Güvenilir insan olmak

İnsanlık, günümüzde ve gelecekte güvenilir insana muhtaçtır. İçinden geçilen süreç, aynı zamanda tarihin bir devamıdır. İçte ve dışta yaşanan olaylarsa geçmişin bir devamı... Böyle giderse, yarınlarda da devam edecek!

“İNSAN, sosyal bir varlık” sözünün, daha doğrusu hükmünün, zaman ve mekâna göre tevil veya tercümesi farklı algılanmış.

Aynı cümlede iki farklı ancak birbiri ile yakından ilgili iki kavram mevcût: “İnsan” ve “sosyal yapı”…

Sosyal hayat, insan olmadan tanımlanabilir mi?

Çünkü insan olmadan sosyal hayattan söz edilemez, bu kadar açık!

Çok yönlü bir varlık olan insanı, bilginler “âlem-i suğra” yani “küçük dünya” diye tanımlamaktadırlar.

Büyük bir mütefekkirin tanımlaması ile “kâinatın özeti”… Kısaca, tek başına bir âlem…

Kâinatın merkezinde insan bulunmaktadır; insanı alırsanız, kâinatın anlamı olmaz. 

***

Her insan tek başına bir mükemmellikte yaratılmıştır. Ama yaşayabilmesi için öteki insanlara muhtaçtır; müstakil bir hayat sürdürmesi hemen hemen imkânsızdır.

O sebeple, yazının girişinde yer alan “İnsan, sosyal bir varlık” sözü, bir gerçeği ifade etmektedir.

Sabah kahvaltısında sofraya konulan bir dilim ekmek, tadat edilemeyecek kadar çok insanın emeği ile sofraya gelmektedir.

Sırtımızdaki gömlek kim bilir kaç kişinin göz nuru ve alın teri ile bize kadar gelmiş ve giyilmiştir.

Aynı şekilde, bir başkasının hizmetine verilen herhangi bir objenin meydana getirilmesinde de bizim emeğimizin olduğu inkâr götürmez.

***

Sosyal bir varlık olan insanın iletişim ve ilişkilerinde en önemli ölçü, “güven”dir.

Hem kendisi güven vermelidir, hem ilişkide olduğu insanlardan beklentisinin temeli güven temeline dayanır.

Tarihte bunun en çarpıcı örneği, Hazreti Peygamber’e (sav) aittir. Çünkü peygamberlik gelmeden önce, “Muhammed el-Emin” unvanını almıştı; “kendisine güvenilen, itimat edilen kimse”...
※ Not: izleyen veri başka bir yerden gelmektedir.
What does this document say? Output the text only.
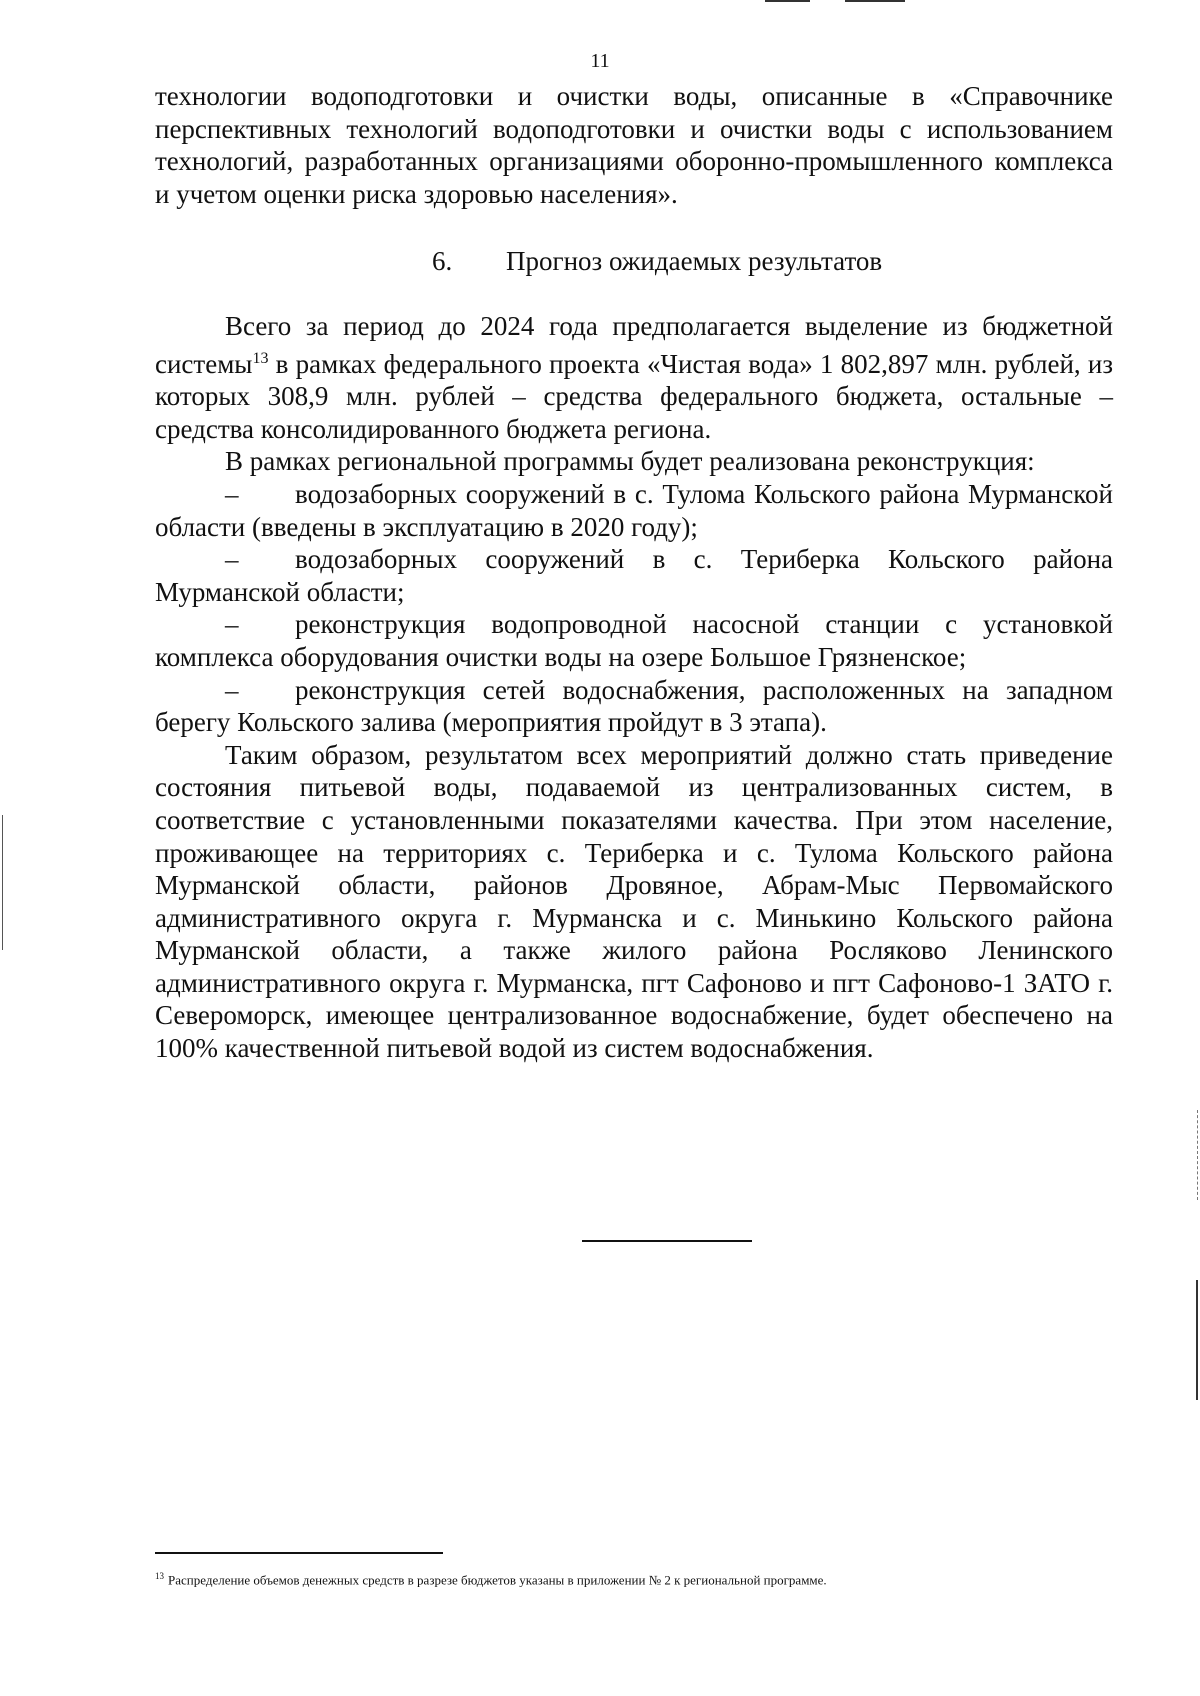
11

технологии водоподготовки и очистки воды, описанные в «Справочнике перспективных технологий водоподготовки и очистки воды с использованием технологий, разработанных организациями оборонно-промышленного комплекса и учетом оценки риска здоровью населения».

6. Прогноз ожидаемых результатов

Всего за период до 2024 года предполагается выделение из бюджетной системы$^{13}$ в рамках федерального проекта «Чистая вода» 1 802,897 млн. рублей, из которых 308,9 млн. рублей – средства федерального бюджета, остальные – средства консолидированного бюджета региона.

В рамках региональной программы будет реализована реконструкция:

– водозаборных сооружений в с. Тулома Кольского района Мурманской области (введены в эксплуатацию в 2020 году);

– водозаборных сооружений в с. Териберка Кольского района Мурманской области;

– реконструкция водопроводной насосной станции с установкой комплекса оборудования очистки воды на озере Большое Грязненское;

– реконструкция сетей водоснабжения, расположенных на западном берегу Кольского залива (мероприятия пройдут в 3 этапа).

Таким образом, результатом всех мероприятий должно стать приведение состояния питьевой воды, подаваемой из централизованных систем, в соответствие с установленными показателями качества. При этом население, проживающее на территориях с. Териберка и с. Тулома Кольского района Мурманской области, районов Дровяное, Абрам-Мыс Первомайского административного округа г. Мурманска и с. Минькино Кольского района Мурманской области, а также жилого района Росляково Ленинского административного округа г. Мурманска, пгт Сафоново и пгт Сафоново-1 ЗАТО г. Североморск, имеющее централизованное водоснабжение, будет обеспечено на 100% качественной питьевой водой из систем водоснабжения.

$^{13}$ Распределение объемов денежных средств в разрезе бюджетов указаны в приложении № 2 к региональной программе.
Hazreti Peygamber’e (sav) ait bu asil ve nezih unvanı günümüzde O’nun ümmetinden kaç kişi taşımaktadır?

Gönül rahatlığı ile “Ümmetin tamamı güvenilir” denilebilir mi? “Ümmet bilinci ve gayreti yerindedir, ümmetin tamamı elbette emin/güvenilir bir insan topluluğudur” denilmesi gerekir, ama ortada yığınla güvensizlik sorunu mevcûttur.
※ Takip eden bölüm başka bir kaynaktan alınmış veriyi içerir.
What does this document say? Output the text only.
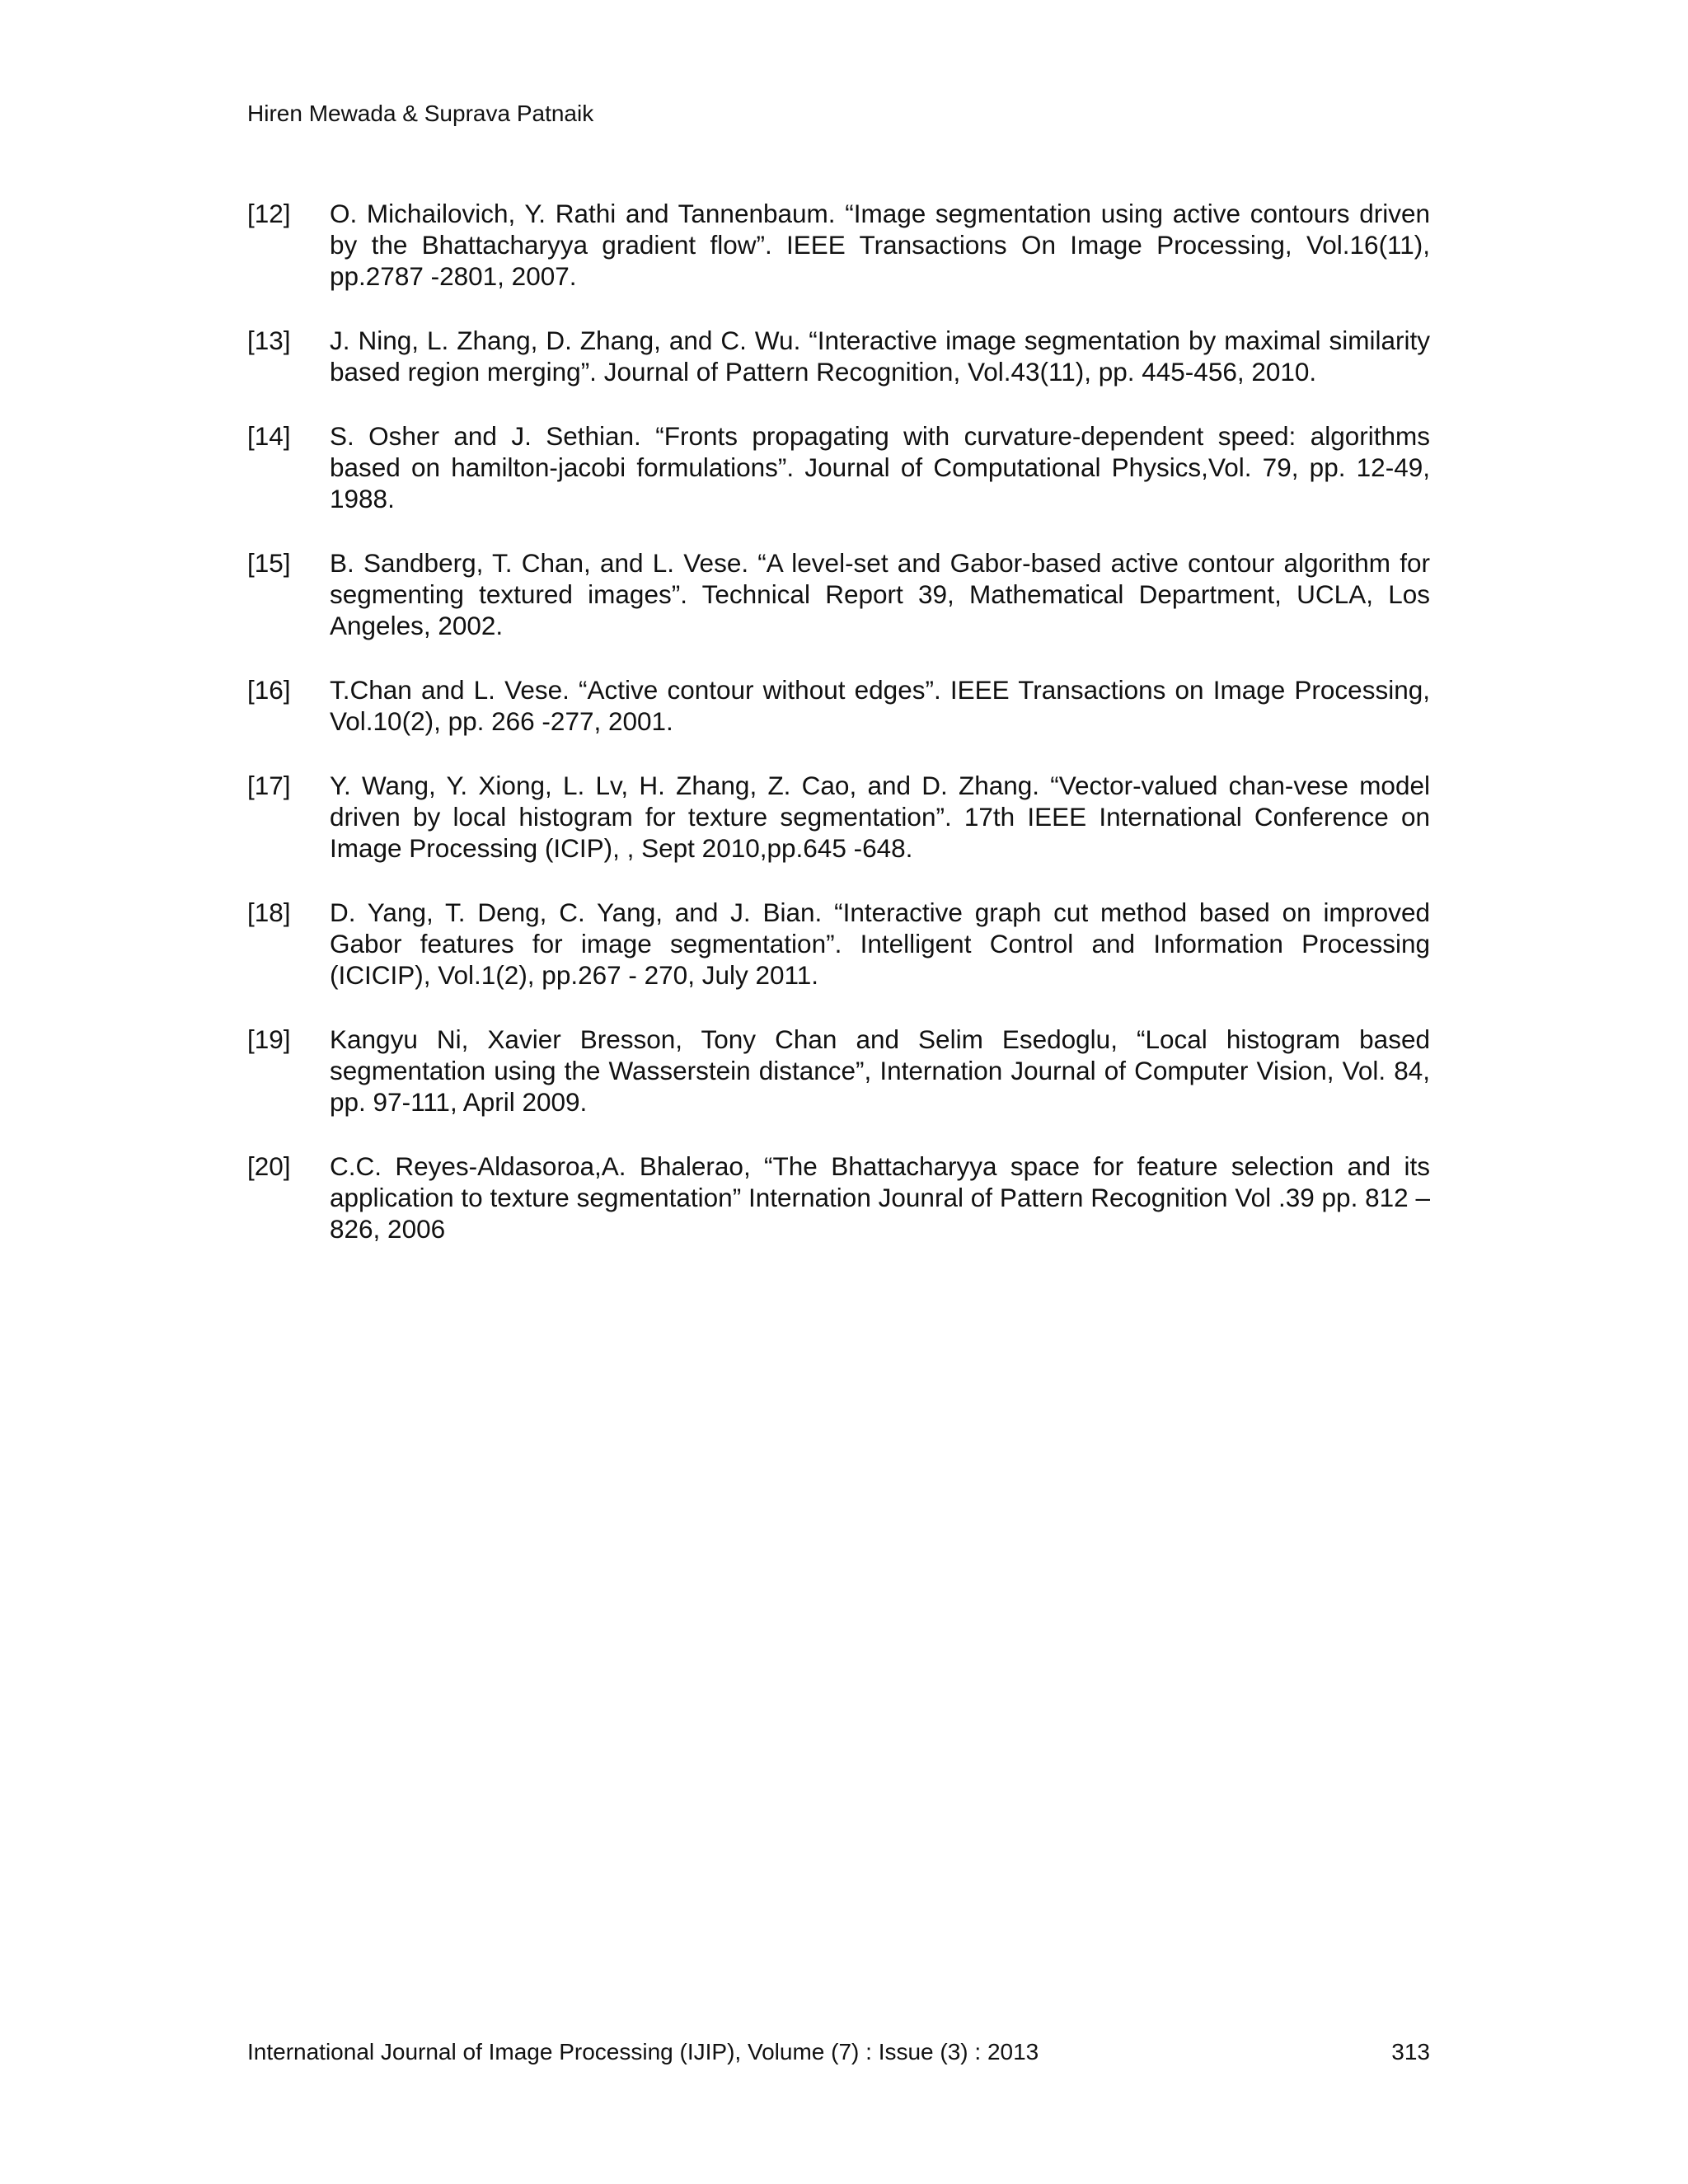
Hiren Mewada & Suprava Patnaik
[12]	O. Michailovich, Y. Rathi and Tannenbaum. “Image segmentation using active contours driven by the Bhattacharyya gradient flow”. IEEE Transactions On Image Processing, Vol.16(11), pp.2787 -2801, 2007.
[13]	J. Ning, L. Zhang, D. Zhang, and C. Wu. “Interactive image segmentation by maximal similarity based region merging”. Journal of Pattern Recognition, Vol.43(11), pp. 445-456, 2010.
[14]	S. Osher and J. Sethian. “Fronts propagating with curvature-dependent speed: algorithms based on hamilton-jacobi formulations”. Journal of Computational Physics,Vol. 79, pp. 12-49, 1988.
[15]	B. Sandberg, T. Chan, and L. Vese. “A level-set and Gabor-based active contour algorithm for segmenting textured images”. Technical Report 39, Mathematical Department, UCLA, Los Angeles, 2002.
[16]	T.Chan and L. Vese. “Active contour without edges”. IEEE Transactions on Image Processing, Vol.10(2), pp. 266 -277, 2001.
[17]	Y. Wang, Y. Xiong, L. Lv, H. Zhang, Z. Cao, and D. Zhang. “Vector-valued chan-vese model driven by local histogram for texture segmentation”. 17th IEEE International Conference on Image Processing (ICIP), , Sept 2010,pp.645 -648.
[18]	D. Yang, T. Deng, C. Yang, and J. Bian. “Interactive graph cut method based on improved Gabor features for image segmentation”. Intelligent Control and Information Processing (ICICIP), Vol.1(2), pp.267 - 270, July 2011.
[19]	Kangyu Ni, Xavier Bresson, Tony Chan and Selim Esedoglu, “Local histogram based segmentation using the Wasserstein distance”, Internation Journal of Computer Vision, Vol. 84, pp. 97-111, April 2009.
[20]	C.C. Reyes-Aldasoroa,A. Bhalerao, “The Bhattacharyya space for feature selection and its application to texture segmentation” Internation Jounral of Pattern Recognition Vol .39 pp. 812 – 826, 2006
International Journal of Image Processing (IJIP), Volume (7) : Issue (3) : 2013	313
Bu sorunlar, tamamen güvenilirlik vasfının yitirilmesinden kaynaklanmaktadır.

Bir taraftan Siyonizm, öbür taraftan Hıristiyanlığın plânlı ve sistematik baskıları ile büyük bir zulüm altında bulunan Müslüman kesimin en büyük kaybı, kendisine ait “emin” vasfının arıza vermesidir.

İslâm’ın geleceğine ait plân ve hedeflerin bertaraf edilmesi ve savuşturulması için iman dolu göğüslerini gerebilecek güvenilir nesillerin yetiştirilmesi gerekmektedir.

“Benim iman dolu göğsüm gibi serhâddim var!” diyen merhum Mehmed Âkif, bir asır öncesinden yol göstermektedir. 

“Emin/güvenilir” olmak için, önce dinin temel ilkelerinin mutlak sûrette ve hayat tarzı olarak bilinmesi ve hayata geçirilmesi gerekmektedir.

“Subhaneke”yi bile okuyamayacak kadar cahillerin ümmete akıldanelik etmesi, olsa olsa kıyamet alâmetidir.

İnsanlık, günümüzde ve gelecekte güvenilir insana muhtaçtır. İçinden geçilen süreç, aynı zamanda tarihin bir devamıdır. İçte ve dışta yaşanan olaylarsa geçmişin bir devamı... Böyle giderse, yarınlarda da devam edecek!